Six, Rory, and the gargoyle track the Ardent Oarsman to a hidden basin and stone castle above the waterfall. Inside, the Oarsman reveals his limestone body, his wealth hoarded by influence, and his power to traverse water with a stone oar. After he seizes Six and threatens her, Six wounds him and denounces his false divinity. Rory challenges the Oarsman to a match of vigor in three days, but the Oarsman demands that Six be the one to face him if they want answers about the missing Diviners.

Full Summary

Six and Rory shadowed the Ardent Oarsman through the shadows along the mountain path, seeing him lift a stone oar into the waterfall and vanish, revealing his ability to travel through water. Unable to climb the sheer cliff, Six persuaded the gargoyle to fly her and Rory up over the falls to a hidden tableland with a vast, still basin feeding the Tenor River and a crude stone castle guarded by sleeping shale sprites.

They crept past the sprites and knocked at the castle door. The Ardent Oarsman, tall and cloaked, answered; when he drew back his hood, he revealed a limestone face with fanglike teeth. He invited them into a cold, unlit hall that held a water pool, a stone throne, and mountains of dusty gold, which he said Aisling’s gargoyles brought him as tribute to an Omen.

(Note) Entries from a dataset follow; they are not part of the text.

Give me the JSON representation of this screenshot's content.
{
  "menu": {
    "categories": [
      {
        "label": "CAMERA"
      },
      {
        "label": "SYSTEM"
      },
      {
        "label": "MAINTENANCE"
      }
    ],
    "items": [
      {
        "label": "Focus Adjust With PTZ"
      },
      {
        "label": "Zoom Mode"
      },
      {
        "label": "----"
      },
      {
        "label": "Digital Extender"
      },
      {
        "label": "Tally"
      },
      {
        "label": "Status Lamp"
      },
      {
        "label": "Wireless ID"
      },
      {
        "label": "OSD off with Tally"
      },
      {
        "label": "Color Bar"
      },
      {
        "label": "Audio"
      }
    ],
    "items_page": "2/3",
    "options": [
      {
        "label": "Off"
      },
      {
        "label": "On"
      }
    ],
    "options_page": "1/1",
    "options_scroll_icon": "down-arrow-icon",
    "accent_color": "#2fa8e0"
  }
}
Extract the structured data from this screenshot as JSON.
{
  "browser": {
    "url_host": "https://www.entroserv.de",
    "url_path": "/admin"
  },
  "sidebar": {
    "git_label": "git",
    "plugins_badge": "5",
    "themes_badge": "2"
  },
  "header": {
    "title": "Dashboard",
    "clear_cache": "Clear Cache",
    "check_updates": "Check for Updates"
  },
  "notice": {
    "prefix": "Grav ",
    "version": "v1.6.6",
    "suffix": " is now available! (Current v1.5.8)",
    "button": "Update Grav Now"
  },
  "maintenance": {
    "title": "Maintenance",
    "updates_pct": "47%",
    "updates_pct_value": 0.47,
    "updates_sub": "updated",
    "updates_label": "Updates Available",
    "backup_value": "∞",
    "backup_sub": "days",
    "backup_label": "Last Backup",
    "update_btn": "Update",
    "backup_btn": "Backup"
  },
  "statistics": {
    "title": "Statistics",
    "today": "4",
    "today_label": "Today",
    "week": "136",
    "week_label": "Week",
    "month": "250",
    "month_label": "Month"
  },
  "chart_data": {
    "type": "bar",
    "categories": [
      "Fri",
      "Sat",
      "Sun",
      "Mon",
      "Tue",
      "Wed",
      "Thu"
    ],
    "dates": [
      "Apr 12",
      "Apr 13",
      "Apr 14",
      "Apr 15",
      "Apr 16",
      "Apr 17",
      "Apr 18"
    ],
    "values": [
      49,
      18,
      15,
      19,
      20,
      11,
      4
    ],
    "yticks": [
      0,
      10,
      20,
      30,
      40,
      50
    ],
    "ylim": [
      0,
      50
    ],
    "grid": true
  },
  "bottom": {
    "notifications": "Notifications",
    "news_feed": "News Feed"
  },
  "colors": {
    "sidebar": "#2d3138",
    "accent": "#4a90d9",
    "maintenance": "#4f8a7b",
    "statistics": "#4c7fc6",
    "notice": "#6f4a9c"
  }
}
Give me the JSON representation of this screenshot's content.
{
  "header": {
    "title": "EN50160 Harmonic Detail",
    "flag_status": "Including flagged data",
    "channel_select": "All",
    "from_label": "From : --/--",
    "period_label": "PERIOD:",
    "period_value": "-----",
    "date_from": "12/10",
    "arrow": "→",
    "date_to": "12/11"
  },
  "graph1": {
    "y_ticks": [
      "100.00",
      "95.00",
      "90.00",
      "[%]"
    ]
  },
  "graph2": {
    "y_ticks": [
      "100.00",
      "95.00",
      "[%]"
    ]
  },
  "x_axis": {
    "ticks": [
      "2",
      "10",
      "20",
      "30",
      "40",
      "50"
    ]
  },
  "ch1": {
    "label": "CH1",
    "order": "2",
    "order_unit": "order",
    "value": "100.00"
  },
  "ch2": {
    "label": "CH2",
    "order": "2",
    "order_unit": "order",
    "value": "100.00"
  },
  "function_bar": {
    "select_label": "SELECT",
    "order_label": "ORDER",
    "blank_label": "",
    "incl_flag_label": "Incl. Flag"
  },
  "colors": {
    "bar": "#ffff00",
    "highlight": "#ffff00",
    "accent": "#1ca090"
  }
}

When Rory declared the king would take up the mantle, the Oarsman ignored him, dipped his oar into the pool to teleport, seized Six by the throat, and dragged her onto his throne, threatening her and Rory while commanding the sprites. Seeing Rory’s signal to her tools, Six drove her chisel into the Oarsman’s leg, spilling his blood and escaping back to Rory and the gargoyle. The sprites did not attack, as the Oarsman was focused on himself.

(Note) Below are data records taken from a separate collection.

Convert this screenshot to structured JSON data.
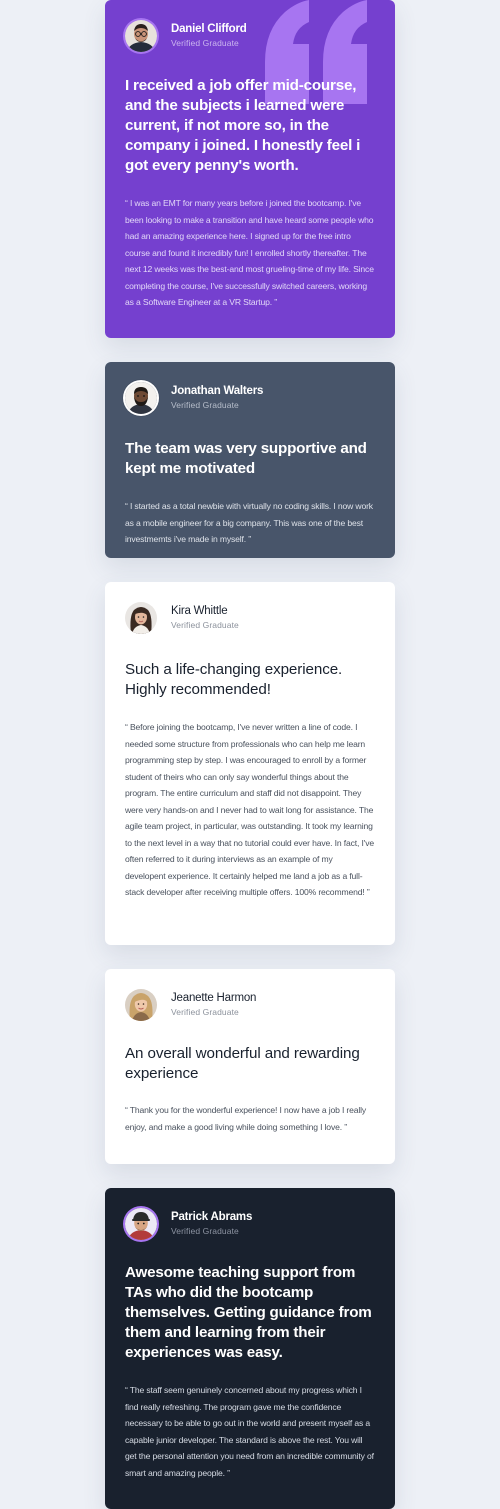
{
  "colors": {
    "page_background": "#edf0f6",
    "purple_card": "#7540cf",
    "slate_card": "#48556a",
    "white_card": "#ffffff",
    "dark_card": "#19212e",
    "quote_mark": "#a775f1"
  },
  "testimonials": [
    {
      "name": "Daniel Clifford",
      "role": "Verified Graduate",
      "avatar_icon": "man-with-glasses-avatar",
      "headline": "I received a job offer mid-course, and the subjects i learned were current, if not more so, in the company i joined. I honestly feel i got every penny's worth.",
      "body": "“ I was an EMT for many years before i joined the bootcamp. I've been looking to make a transition and have heard some people who had an amazing experience here. I signed up for the free intro course and found it incredibly fun! I enrolled shortly thereafter. The next 12 weeks was the best-and most grueling-time of my life. Since completing the course, I've successfully switched careers, working as a Software Engineer at a VR Startup. ”"
    },
    {
      "name": "Jonathan Walters",
      "role": "Verified Graduate",
      "avatar_icon": "bearded-man-avatar",
      "headline": "The team was very supportive and kept me motivated",
      "body": "“ I started as a total newbie with virtually no coding skills. I now work as a mobile engineer for a big company. This was one of the best investmemts i've made in myself. ”"
    },
    {
      "name": "Kira Whittle",
      "role": "Verified Graduate",
      "avatar_icon": "woman-dark-hair-avatar",
      "headline": "Such a life-changing experience. Highly recommended!",
      "body": "“ Before joining the bootcamp, I've never written a line of code. I needed some structure from professionals who can help me learn programming step by step. I was encouraged to enroll by a former student of theirs who can only say wonderful things about the program. The entire curriculum and staff did not disappoint. They were very hands-on and I never had to wait long for assistance. The agile team project, in particular, was outstanding. It took my learning to the next level in a way that no tutorial could ever have. In fact, I've often referred to it during interviews as an example of my developent experience. It certainly helped me land a job as a full-stack developer after receiving multiple offers. 100% recommend! ”"
    },
    {
      "name": "Jeanette Harmon",
      "role": "Verified Graduate",
      "avatar_icon": "woman-blonde-avatar",
      "headline": "An overall wonderful and rewarding experience",
      "body": "“ Thank you for the wonderful experience! I now have a job I really enjoy, and make a good living while doing something I love. ”"
    },
    {
      "name": "Patrick Abrams",
      "role": "Verified Graduate",
      "avatar_icon": "man-with-cap-avatar",
      "headline": "Awesome teaching support from TAs who did the bootcamp themselves. Getting guidance from them and learning from their experiences was easy.",
      "body": "“ The staff seem genuinely concerned about my progress which I find really refreshing. The program gave me the confidence necessary to be able to go out in the world and present myself as a capable junior developer. The standard is above the rest. You will get the personal attention you need from an incredible community of smart and amazing people. ”"
    }
  ]
}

Six demanded truths about Aisling and the fate of the Diviners. The Oarsman boasted of his river power and refused to yield, but offered knowledge if Six stayed. Six rejected him, calling him a mortal profiteer, a facade who hoarded wealth built on the suffering and dreams of Diviners, and asserted that without Diviners like her he would be nothing.

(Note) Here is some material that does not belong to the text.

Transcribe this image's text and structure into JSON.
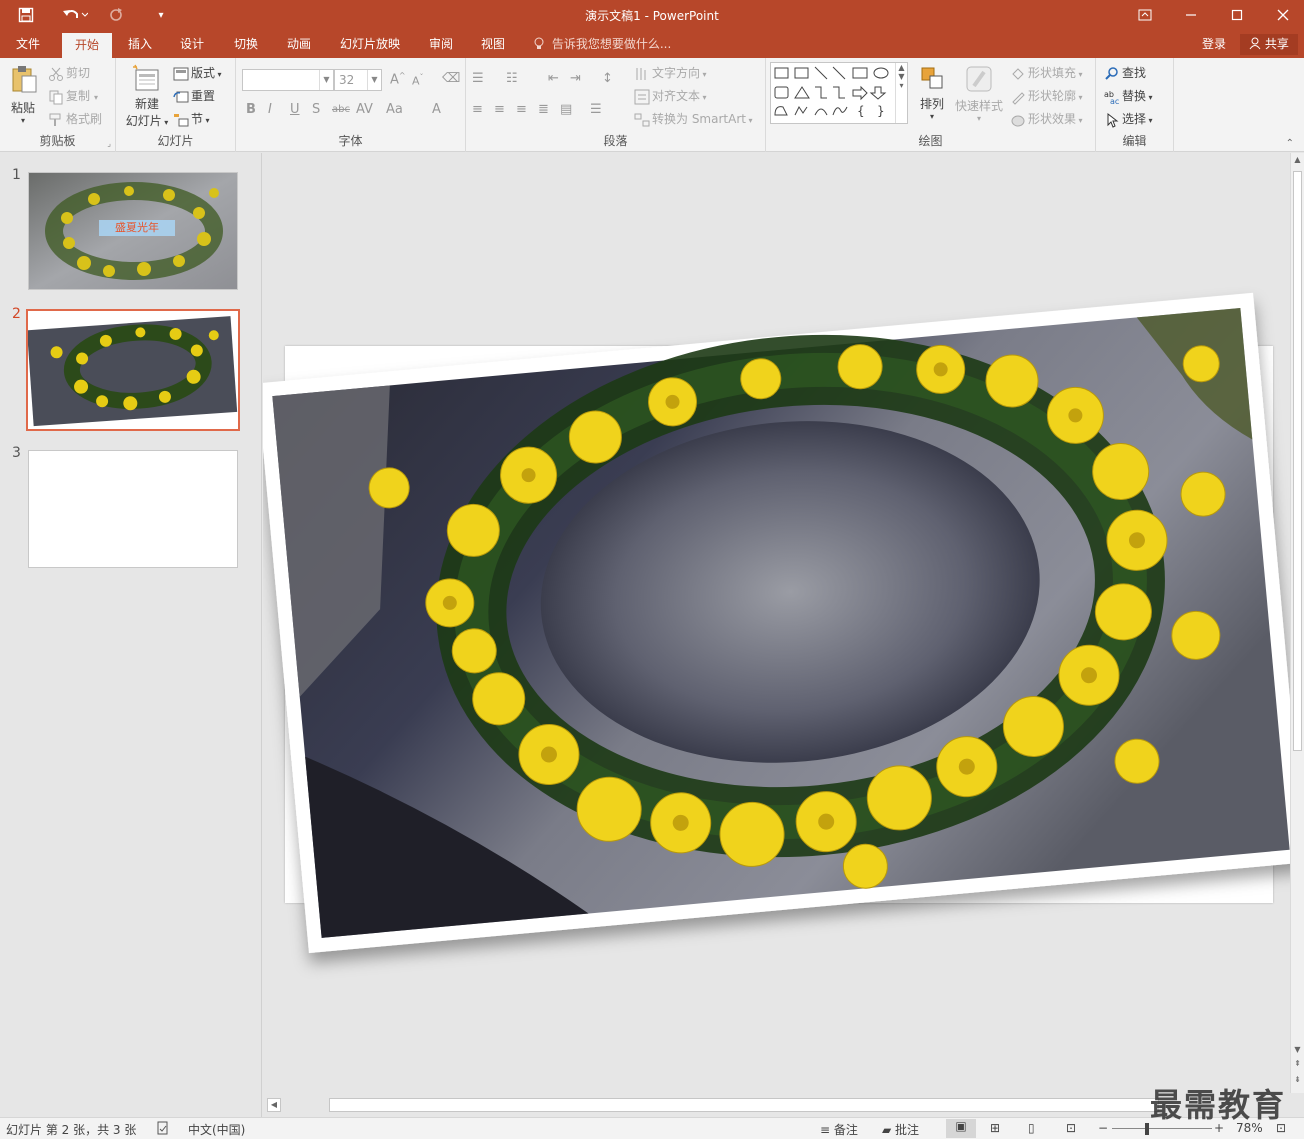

Provoked, the Oarsman laughed and refused to reveal the Diviners’ fate. Rory then challenged him to his craft, a match of vigor that ends only when strength is spent, potentially to the death, and demanded the oar and answers upon victory. The Oarsman granted three days to prepare but set a condition: because Six sought the answers, she must be the one to face him in the challenge.

Who Appears

  • Six — Diviner protagonist; tracks the Oarsman, is seized and threatened, wounds him with a chisel, denounces his false divinity, and is named as the required challenger.
  • Rory — the king’s knight; escorts Six, signals her to use her tools, challenges the Oarsman to a match of vigor with three days to prepare, but must accept that Six will fight.
  • The gargoyle — companion; scouts the heights, carries Six and Rory over the waterfall, assists in the approach, and witnesses the confrontation.
  • The Ardent Oarsman — Omen; limestone-bodied figure who teleports via a stone oar, hoards gold delivered by gargoyles, threatens Six, is injured by her, and demands she face him in a deadly challenge in exchange for answers.
  • Shale sprites — stone creatures; guard the castle, awaken at the commotion, remain inert without command.
  • Benji — the king; offstage undergoing the rite in the basin below, providing cover while the confrontation occurs.
  • Aisling’s gargoyles (in general) — group referenced as the Oarsman’s couriers of wealth.